After receiving your search words the search engine looks in its database for your subject. Indexing of the database is very important just as card indexing is important in a library. Alta Vista is said to have indexed over 30 million web pages. Others may have fewer pages but index the full text of those pages. What goes into the database from the spiders and the indexing is what makes search engines different. Sometimes you need to employ several search engines to make a successful search.

The last phase of a search engine's process is the presentation and ranking of the results found. Sometimes one may find a great search engine but the presentation of the results is poor. For example, it might display far more hits than you could ever wade though while another search engine might have fewer hits but ranks them in order of relevance to your search words. It pays to compare search engines. Even if you find one you don't like, try it later because they're always improving and trying to outdo one another.

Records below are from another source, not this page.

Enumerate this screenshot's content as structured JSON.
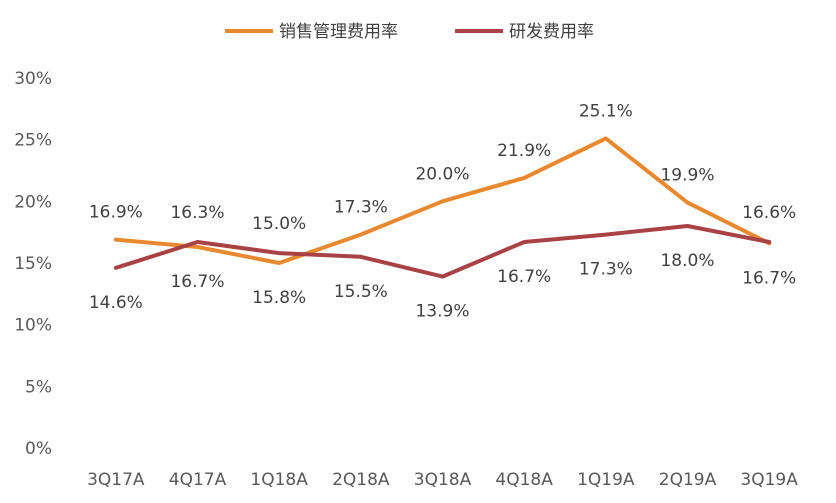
{
  "chart_data": {
    "type": "line",
    "categories": [
      "3Q17A",
      "4Q17A",
      "1Q18A",
      "2Q18A",
      "3Q18A",
      "4Q18A",
      "1Q19A",
      "2Q19A",
      "3Q19A"
    ],
    "series": [
      {
        "name": "销售管理费用率",
        "color": "#E8892F",
        "values": [
          16.9,
          16.3,
          15.0,
          17.3,
          20.0,
          21.9,
          25.1,
          19.9,
          16.6
        ],
        "labels": [
          "16.9%",
          "16.3%",
          "15.0%",
          "17.3%",
          "20.0%",
          "21.9%",
          "25.1%",
          "19.9%",
          "16.6%"
        ]
      },
      {
        "name": "研发费用率",
        "color": "#A84245",
        "values": [
          14.6,
          16.7,
          15.8,
          15.5,
          13.9,
          16.7,
          17.3,
          18.0,
          16.7
        ],
        "labels": [
          "14.6%",
          "16.7%",
          "15.8%",
          "15.5%",
          "13.9%",
          "16.7%",
          "17.3%",
          "18.0%",
          "16.7%"
        ]
      }
    ],
    "y_ticks": [
      "0%",
      "5%",
      "10%",
      "15%",
      "20%",
      "25%",
      "30%"
    ],
    "ylim": [
      0,
      30
    ],
    "legend_position": "top-center",
    "grid": false
  }
}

A "meta search engine" is a different breed from engines like Lycos or Alta Vista. Metacrawler, mentioned above, is a meta search engine that employs eleven of the most popular search engines at the same time and presents their results in the order of relevance. Although Metacrawler is my favorite search engine I'm sure others have their favorite

Here are some pointers about search engines:

Most search engines are not limited to finding web sites that have been registered with the search engine. In other words, their spider or robot may pick up your personal web site that is not registered anywhere. For example, I once put my name in a search engine that came up with a web page that was linked from the NBCUG web page that listed past speakers, of which I was one. That suggests that you should never put anything on a web page that you don't want the world to see. A web page not registered provides no protection from spiders gathering information.

Registering your web site with a search engine, however, does improve hits by a search engine. If one registers with several popular search engines, it is questionable whether paying to have a company register your site with fifty or so search engines becomes worthwhile. Besides, as pointed out, the search engine spiders will probably pick up your site anyway.

The design of the web page also helps it being picked up by a spider. Meta-tags in the Hypertext language that provide keywords defining the content of your web site may help but are not absolutely required. The same keywords if used repeatedly on the main page will likely accomplish the same result.